Before enforcing a restraint, a court will need to be satisfied that the scope of the restraint is reasonable. In Freedom Finance Accounting Pty Ltd v Goldstein, Freedom Finance Accounting Pty Ltd (Freedom) entered into a share sale agreement to purchase Mr Goldstein’s 50% shareholding in an accounting firm for $358,500. Mr Goldstein was restrained from providing accounting services and non-accounting services for a period of three years. After his resignation, Mr Goldstein commenced work with a suburban accounting firm, requiring Freedom to seek an order enforcing the restraints against Mr Goldstein.

The Court held that the restraint on Mr Goldstein was too wide. The restraint extended to services of a kind that Mr Goldstein never provided to his clients and had no reference to the goodwill acquired by Freedom. Further, the non-compete area and the period of operation extended beyond what was necessary for Freedom to consolidate the business and take advantage of the goodwill that it had purchased.

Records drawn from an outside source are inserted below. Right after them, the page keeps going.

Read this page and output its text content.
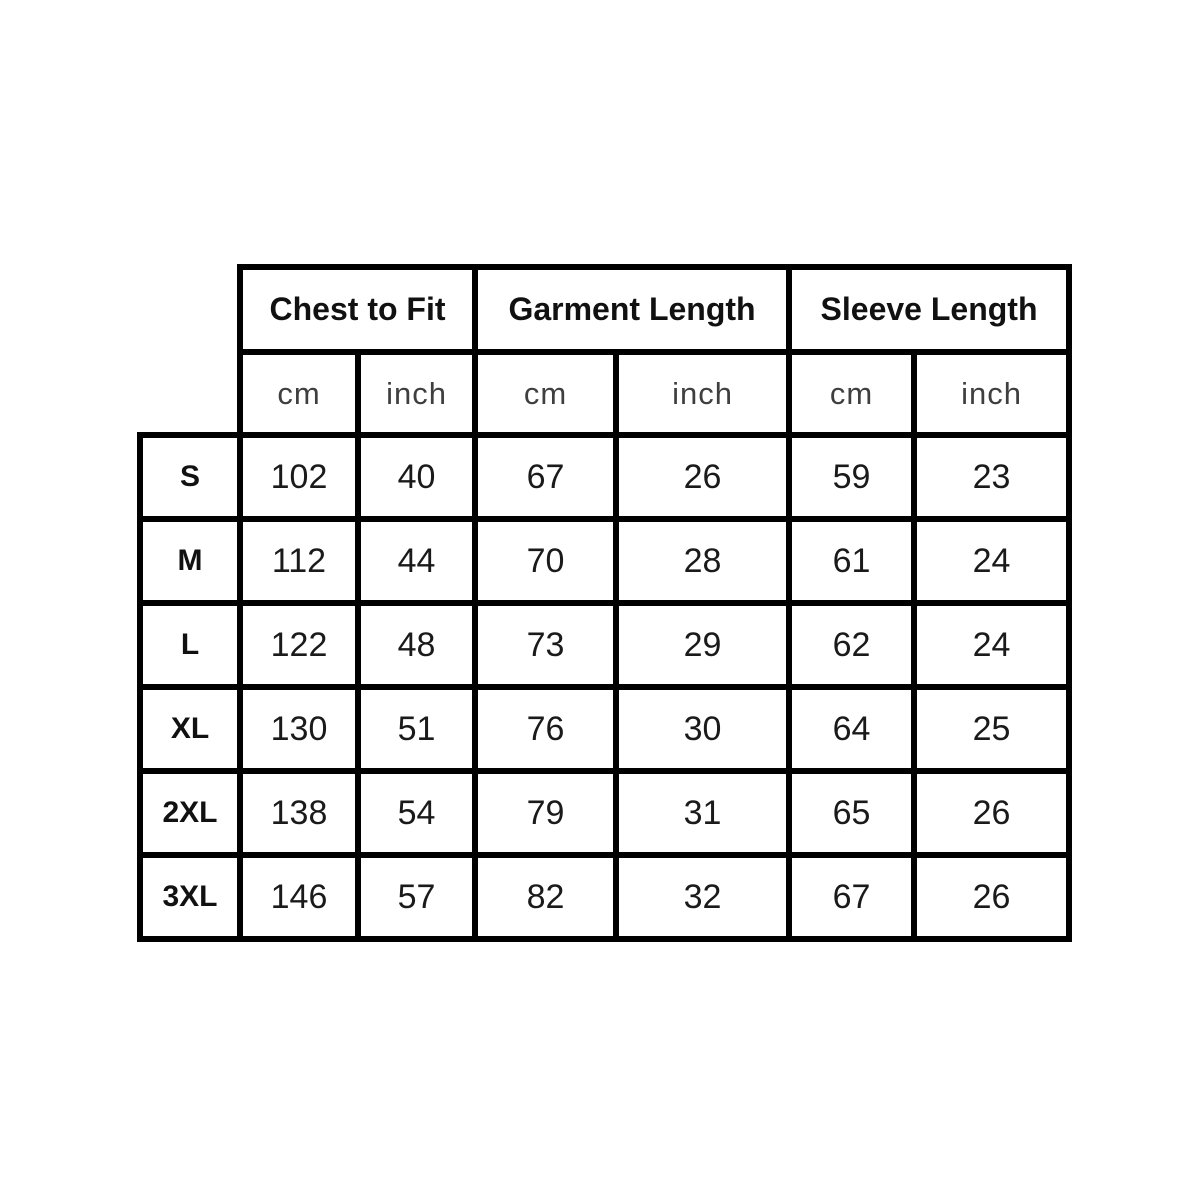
	Chest to Fit		Garment Length		Sleeve Length	
	cm	inch	cm	inch	cm	inch
S	102	40	67	26	59	23
M	112	44	70	28	61	24
L	122	48	73	29	62	24
XL	130	51	76	30	64	25
2XL	138	54	79	31	65	26
3XL	146	57	82	32	67	26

Restraints of trade in employment contracts

For a restraint imposed by an employer to be enforceable, it must be directed at protecting an employer’s legitimate proprietary interest (such as its confidential information, customer connections or a stable workforce).

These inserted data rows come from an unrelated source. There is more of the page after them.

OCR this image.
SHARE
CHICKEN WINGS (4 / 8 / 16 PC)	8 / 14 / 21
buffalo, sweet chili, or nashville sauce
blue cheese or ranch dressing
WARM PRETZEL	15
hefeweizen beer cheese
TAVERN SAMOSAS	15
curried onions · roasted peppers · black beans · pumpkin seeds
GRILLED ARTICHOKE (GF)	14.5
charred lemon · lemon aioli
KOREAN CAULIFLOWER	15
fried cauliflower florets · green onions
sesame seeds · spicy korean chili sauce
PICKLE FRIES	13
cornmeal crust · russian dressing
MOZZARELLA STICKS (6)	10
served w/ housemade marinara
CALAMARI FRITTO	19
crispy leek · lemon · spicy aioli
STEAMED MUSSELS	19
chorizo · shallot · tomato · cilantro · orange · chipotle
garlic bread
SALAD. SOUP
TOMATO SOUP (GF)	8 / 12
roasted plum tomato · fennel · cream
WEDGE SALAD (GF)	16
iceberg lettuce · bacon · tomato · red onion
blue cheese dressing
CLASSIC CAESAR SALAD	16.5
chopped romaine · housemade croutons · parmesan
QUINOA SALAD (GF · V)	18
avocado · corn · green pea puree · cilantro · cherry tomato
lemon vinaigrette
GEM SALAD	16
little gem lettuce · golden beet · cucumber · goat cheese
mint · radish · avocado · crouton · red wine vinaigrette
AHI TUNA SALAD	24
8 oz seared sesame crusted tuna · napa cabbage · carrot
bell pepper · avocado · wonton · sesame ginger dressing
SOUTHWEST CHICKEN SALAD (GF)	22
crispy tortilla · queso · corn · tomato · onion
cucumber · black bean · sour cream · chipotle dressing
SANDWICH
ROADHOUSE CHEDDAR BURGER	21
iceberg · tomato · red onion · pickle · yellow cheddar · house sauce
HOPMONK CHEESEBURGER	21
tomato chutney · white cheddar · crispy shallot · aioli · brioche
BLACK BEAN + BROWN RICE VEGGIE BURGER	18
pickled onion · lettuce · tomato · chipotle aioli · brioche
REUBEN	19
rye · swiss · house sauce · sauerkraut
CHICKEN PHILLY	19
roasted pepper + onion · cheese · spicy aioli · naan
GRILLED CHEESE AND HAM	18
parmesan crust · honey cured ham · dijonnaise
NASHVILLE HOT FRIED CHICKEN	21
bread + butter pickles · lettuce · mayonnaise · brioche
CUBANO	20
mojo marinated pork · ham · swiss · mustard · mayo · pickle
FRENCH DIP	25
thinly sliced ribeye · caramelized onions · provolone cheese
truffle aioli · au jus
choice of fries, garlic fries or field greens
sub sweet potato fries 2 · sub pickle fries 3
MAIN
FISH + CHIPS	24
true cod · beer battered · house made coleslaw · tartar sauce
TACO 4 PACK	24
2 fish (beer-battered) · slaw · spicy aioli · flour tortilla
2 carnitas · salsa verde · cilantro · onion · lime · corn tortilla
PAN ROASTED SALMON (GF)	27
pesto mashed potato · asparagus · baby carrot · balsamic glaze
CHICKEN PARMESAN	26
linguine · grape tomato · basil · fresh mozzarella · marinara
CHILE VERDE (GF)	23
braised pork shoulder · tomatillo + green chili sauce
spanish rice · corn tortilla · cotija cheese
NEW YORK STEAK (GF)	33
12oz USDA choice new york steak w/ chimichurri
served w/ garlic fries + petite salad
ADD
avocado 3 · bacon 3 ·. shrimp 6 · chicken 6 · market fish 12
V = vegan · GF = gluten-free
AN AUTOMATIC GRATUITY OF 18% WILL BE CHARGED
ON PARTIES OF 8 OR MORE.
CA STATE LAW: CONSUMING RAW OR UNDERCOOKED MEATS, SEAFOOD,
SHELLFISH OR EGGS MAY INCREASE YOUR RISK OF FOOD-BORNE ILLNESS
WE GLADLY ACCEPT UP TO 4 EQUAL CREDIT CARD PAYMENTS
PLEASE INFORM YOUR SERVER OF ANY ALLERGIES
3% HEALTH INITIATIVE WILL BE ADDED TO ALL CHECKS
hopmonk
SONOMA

In Thinkstorm Pty Ltd v Farah, Mr Farah, a specialist in WorkBrain software, was employed by Thinkstorm Pty Ltd (Thinkstorm), a recruitment agency, and assigned to work for one of Thinkstorm’s clients, Queensland Health.

Mr Farah later resigned from Thinkstorm and commenced employment with a competing recruitment agency, Paxus Australia Pty Ltd (Paxus). He was then reassigned to Queensland Health through Paxus. Following this, Thinkstorm sought to enforce a restraint in its employment contract with Mr Farah to prevent him from providing WorkBrain services to Queensland Health for a period of 12 months.

When considering the validity of the restraint, the New South Wales Supreme Court acknowledged that Thinkstorm had built a relationship with Queensland Health, independent of Mr Farah. This relationship manifested itself in business goodwill, which was a legitimate protectable interest. The Court held that the restraint was reasonable in scope to protect that interest. The restraint did not prevent Mr Farrah from providing his professional services to other parties and the 12-month period of operation, while at the “outer limit”, was considered reasonable in the circumstances.

The courts recognise the broader public interest in ensuring individuals can work and compete freely and adopt a strict approach towards restraints imposed in the employment context. Notwithstanding this general position, as this case demonstrates, a restraint that is reasonable and directed towards protecting a legitimate interest may be enforceable.

Where an employee will continue to be paid during the period of a restraint, the court may consider a longer restraint period to be reasonable.

Summary

  • In a business sale agreement, a restraint should be aimed at protecting the business as it was being carried out at the time of completion.
  • In an employment contract, a restraint must be directed at protecting the employer’s proprietary interest. The “reasonableness” of the restraint is considered as at the time the contract was entered – not when the employment came to an end.
  • Once a protectable interest is established, the restraint should be crafted in such a way as to protect that interest. The restraint must be reasonable in extent, duration and geographic reach.
  • Whether a restraint is enforceable will be determined on a case by case basis. For this reason, we usually recommend clients consider using a cascade clause to assist in ensuring “reasonableness” when defining the period of operation and geographic reach.
  • In the context of a sale of business where vendors or associates of vendors will be employed in the target’s business on a continuing basis, a buyer should ensure that separate restraints are negotiated that have regard to the different contexts in which they are being sought.